EQUALITY FOR PUERTO RICANS
(House of Representatives - March 11, 1997)
The SPEAKER pro tempore. Under the Speaker's announced policy of January 21, 1997 the gentleman from Puerto Rico [Mr. Romero-Barceló] is recognized during morning hour debates for 5 minutes.
Mr. ROMERO-BARCELO. Mr. Speaker, Wednesday, February 26 was a historic day. It was a historic day for the 3.8 million United States citizens of Puerto Rico and for our Nation as a whole.
On Wednesday, February 26, a group of more than 75 Members of Congress of both parties introduced H.R . 856, the United States-Puerto Rico Political Status Act. It marked what I hope will be the beginning of the end of Puerto Rico's long journey toward enfranchisement and full self-government.
It was almost 100 years ago, in 1898, that Spain ceded Puerto Rico to the United States as a result of the Spanish-American War.
In 1917 Puerto Ricans became U.S. citizens, a citizenship that we have cherished and valued ever since and defended with our blood. In 1952 the island became a so-called Commonwealth of the United States, a change that did not affect the island's status as an unincorporated territory of the United States subject to the jurisdiction of Congress.
But if the Chinese proverb that a journey of a thousand miles must begin with a single step is true, then the actions to finally decolonize and end the disenfranchisement of the United States citizens of Puerto Rico is merely the first step.
H.R. 856 is undoubtedly the most important step that we have taken in this journey to resolve the issue of political and economic inequality that has infused the people of Puerto Rico for the last 100 years.

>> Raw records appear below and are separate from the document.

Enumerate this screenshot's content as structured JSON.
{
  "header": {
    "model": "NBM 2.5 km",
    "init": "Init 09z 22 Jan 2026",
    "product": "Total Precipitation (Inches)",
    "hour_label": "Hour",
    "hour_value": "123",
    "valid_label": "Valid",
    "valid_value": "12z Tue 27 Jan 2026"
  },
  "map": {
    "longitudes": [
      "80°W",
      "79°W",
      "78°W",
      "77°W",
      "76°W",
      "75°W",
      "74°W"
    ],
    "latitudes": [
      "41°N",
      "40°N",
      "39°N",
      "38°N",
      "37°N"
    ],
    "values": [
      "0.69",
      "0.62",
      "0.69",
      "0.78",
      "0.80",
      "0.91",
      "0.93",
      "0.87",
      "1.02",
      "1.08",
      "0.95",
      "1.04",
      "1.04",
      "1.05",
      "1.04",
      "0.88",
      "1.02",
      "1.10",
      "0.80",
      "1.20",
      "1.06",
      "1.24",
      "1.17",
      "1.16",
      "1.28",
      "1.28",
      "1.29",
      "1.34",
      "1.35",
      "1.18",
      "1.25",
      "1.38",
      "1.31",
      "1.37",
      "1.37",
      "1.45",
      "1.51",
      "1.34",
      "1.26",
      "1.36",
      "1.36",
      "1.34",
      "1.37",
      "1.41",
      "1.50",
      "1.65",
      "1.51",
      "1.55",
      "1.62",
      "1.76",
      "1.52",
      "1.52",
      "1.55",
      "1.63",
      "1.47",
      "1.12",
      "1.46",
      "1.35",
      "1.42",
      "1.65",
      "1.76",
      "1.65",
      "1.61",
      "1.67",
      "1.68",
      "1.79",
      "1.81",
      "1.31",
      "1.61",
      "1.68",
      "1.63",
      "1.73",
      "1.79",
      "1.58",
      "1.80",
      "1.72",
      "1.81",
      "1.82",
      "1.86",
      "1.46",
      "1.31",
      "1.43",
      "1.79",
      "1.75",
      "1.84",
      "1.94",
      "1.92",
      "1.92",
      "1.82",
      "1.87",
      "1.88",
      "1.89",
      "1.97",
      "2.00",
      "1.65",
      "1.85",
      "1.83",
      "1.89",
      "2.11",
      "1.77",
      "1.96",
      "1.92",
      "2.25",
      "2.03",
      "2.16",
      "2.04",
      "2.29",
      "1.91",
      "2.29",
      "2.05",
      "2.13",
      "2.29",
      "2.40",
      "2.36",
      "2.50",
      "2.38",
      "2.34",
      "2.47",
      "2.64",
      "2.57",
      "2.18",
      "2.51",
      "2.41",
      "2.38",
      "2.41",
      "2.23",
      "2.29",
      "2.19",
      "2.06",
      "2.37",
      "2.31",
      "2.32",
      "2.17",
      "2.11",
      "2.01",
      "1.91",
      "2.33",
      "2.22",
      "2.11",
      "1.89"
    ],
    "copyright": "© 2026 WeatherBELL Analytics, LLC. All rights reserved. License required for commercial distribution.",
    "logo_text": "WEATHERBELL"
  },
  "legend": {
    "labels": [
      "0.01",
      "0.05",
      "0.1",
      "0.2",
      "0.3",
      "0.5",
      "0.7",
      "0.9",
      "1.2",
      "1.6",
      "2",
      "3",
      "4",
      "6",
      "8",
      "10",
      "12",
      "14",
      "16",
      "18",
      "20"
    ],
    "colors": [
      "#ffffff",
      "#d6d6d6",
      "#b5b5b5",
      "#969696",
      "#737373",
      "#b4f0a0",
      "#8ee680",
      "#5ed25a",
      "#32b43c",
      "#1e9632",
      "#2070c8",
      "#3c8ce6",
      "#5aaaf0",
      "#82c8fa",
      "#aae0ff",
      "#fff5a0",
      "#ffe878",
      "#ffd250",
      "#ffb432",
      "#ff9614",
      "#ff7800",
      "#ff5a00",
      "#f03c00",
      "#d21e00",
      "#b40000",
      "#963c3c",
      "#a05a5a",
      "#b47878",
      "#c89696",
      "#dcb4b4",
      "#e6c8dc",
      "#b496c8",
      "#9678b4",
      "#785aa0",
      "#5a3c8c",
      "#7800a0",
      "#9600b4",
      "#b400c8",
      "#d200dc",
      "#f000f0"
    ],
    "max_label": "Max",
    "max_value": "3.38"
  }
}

I have devoted most of my adult life to this struggle and to leading my people in this long and treacherous journey. As former mayor of San Juan, Puerto Rico's capital city, as former Governor and now a Member of Congress, I have heard my people's voices and have shared their dreams and aspirations. These voices, questions, and aspirations resonate loudly in the island, although to most Americans living in the continental United States they may seem as distant echoes reflecting the deep unease and disenchantment with our current relationship.
College students in Puerto Rico ask me if our present status will deny them equal treatment in Federal education programs that they desperately need to succeed in today's competitive world. Young couples ask me why they have to move to the States in order to search for opportunities that are not available in Puerto Rico. Puerto Rican veterans who have served the United States gallantly in all of the Nation's wars and conflicts in this century ask me why they cannot vote for the President that as Commander in Chief may also send their sons and daughters to fight and die in times of war. The elderly ask me why their health benefits and other support programs are less than if they resided in New York, Illinois, California, Florida, or any other State of the Union. I have heard the voice of a grandmother wondering why her son who died in Vietnam gave his life for a country that denies her and her grandchildren the right to participate on equal terms. The answer to this question is clear. We are unequals because we are not partners.
We are unequals because we are submerged in a colonial relationship in which our economic, social, and political affairs are controlled to a large degree by a government in which we have no voting influence and in which we do not participate. We are unequals because we cannot vote for the President of the Nation of which we are citizens of and because we do not have a proportional and voting representation in the Congress that determines our rules of conduct and our future.
Mr. Speaker, this great Nation of ours, the example and inspiration of democracies throughout the world, the inspiration to the Chinese that revolted in Tiananmen, the inspiration of the revolt, the Hasidic Revolt in Poland, the inspiration of the unification of Germany, the inspiration of many other countries throughout the world, the inspiration of the peaceful revolt in Russia, cannot continue to uphold the policy that denies political participation and disenfranchises 3.8 million of its own citizens. We cannot continue to hide our heads in the sand like ostriches and pretend that nothing is happening. We are talking about the lives, the well-being, and the voting rights of 3.8 million U.S. citizens. We are not talking about illegal immigrants or legal residents. We are talking about U.S. citizens.
I am encouraged by the fact that we have been able to gather so much bipartisan support for this legislation in so little time. A similar version of this bill will be introduced in the Senate within the next weeks, and the support there seems to be as strong and as bipartisan as it is here in the House.
We are more than halfway through the 1990's, a decade that the United Nations General Assembly declared to be the international decade for the eradication of colonialism. Next year Puerto Rico will commemorate its 100th year as a United States colony. Should we celebrate or should we mourn? Will we see a silver lining in the sky by 1998 or will we see more of the same?
Our Nation cannot seek to promote and at times enforce democracy elsewhere in the world while it relegates 3.8 million of its own citizens to indefinite second class status, disenfranchised, discriminated against, and unable to exercise the most basic right in a democracy, the right to vote and participate in its government.
Mr. Speaker, to ignore the situation of Puerto Rico is to betray the spirit of our democratic values and traditions.